Exit Distraction Free Reading Mode
Occasionally it is the case that an important judgment of the Court is not immediately identified as meeting the criteria for reporting in the Queensland Reports. Such are the circumstances of this case which was handed down by Dalton J in November 2011. It will now be reported in this year’s edition of the Reports. The Editors are grateful to Justice Margaret Wilson for drawing this case to their attention.

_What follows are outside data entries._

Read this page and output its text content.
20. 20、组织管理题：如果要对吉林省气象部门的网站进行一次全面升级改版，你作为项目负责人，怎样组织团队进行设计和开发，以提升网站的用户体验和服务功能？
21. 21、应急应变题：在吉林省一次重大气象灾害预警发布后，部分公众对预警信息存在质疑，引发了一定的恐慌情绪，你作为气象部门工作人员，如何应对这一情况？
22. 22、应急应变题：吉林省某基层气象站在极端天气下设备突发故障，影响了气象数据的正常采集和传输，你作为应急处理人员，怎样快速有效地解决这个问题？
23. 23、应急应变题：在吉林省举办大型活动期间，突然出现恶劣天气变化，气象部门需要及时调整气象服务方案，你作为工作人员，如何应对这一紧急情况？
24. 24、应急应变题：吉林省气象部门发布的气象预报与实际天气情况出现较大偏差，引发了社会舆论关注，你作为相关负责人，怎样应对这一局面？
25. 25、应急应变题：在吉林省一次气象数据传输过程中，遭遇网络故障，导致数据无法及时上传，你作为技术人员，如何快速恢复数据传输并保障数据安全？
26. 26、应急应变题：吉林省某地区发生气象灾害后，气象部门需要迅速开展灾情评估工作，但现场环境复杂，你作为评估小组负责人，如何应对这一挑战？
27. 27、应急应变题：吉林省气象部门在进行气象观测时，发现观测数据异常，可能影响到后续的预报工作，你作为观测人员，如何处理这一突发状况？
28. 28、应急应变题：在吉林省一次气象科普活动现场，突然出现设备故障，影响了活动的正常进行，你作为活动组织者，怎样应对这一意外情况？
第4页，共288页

By an application to amend a claim and a statement of claim, the plaintiff sought to add claims that the fourth and fifth defendants repay money on the basis that they received the money as unfair preferences or through uncommercial transactions within the scope of the Corporations Act. The claims were outside the times permitted for such action in the Act. Dalton J noted that, on the institution of Commonwealth proceedings in a State Court, the procedural regulation of the matter is dealt with by the State law which is picked up by s 79 of the Judiciary Act. The relevant procedural rule was UCPR 376, however, the difficulty for the applicant/plaintiff was that the causes of action did not arise out of the same set of facts. Her Honour considered the application of s 81 of the Supreme Court Act 1981 which had been amended after the decision in Draney v Barry where it had been identified as a source of power to allow an amendment to add a cause of action out of time free of the restrictions in the rules. The question which then arose was which of s 81 of the Supreme Court Act or UCPR 376 was the appropriate power. That question turned on the scope of UCPR 376 which was, in turn, dependent upon the meaning of the phrase “relevant period of limitation” in the rule. Her Honour held that the expression was not limited to a period of limitation under the Limitation of Actions Act with the result that the s 81 could not apply to permit the amendment of a statement of claim to add the Commonwealth statutory actions.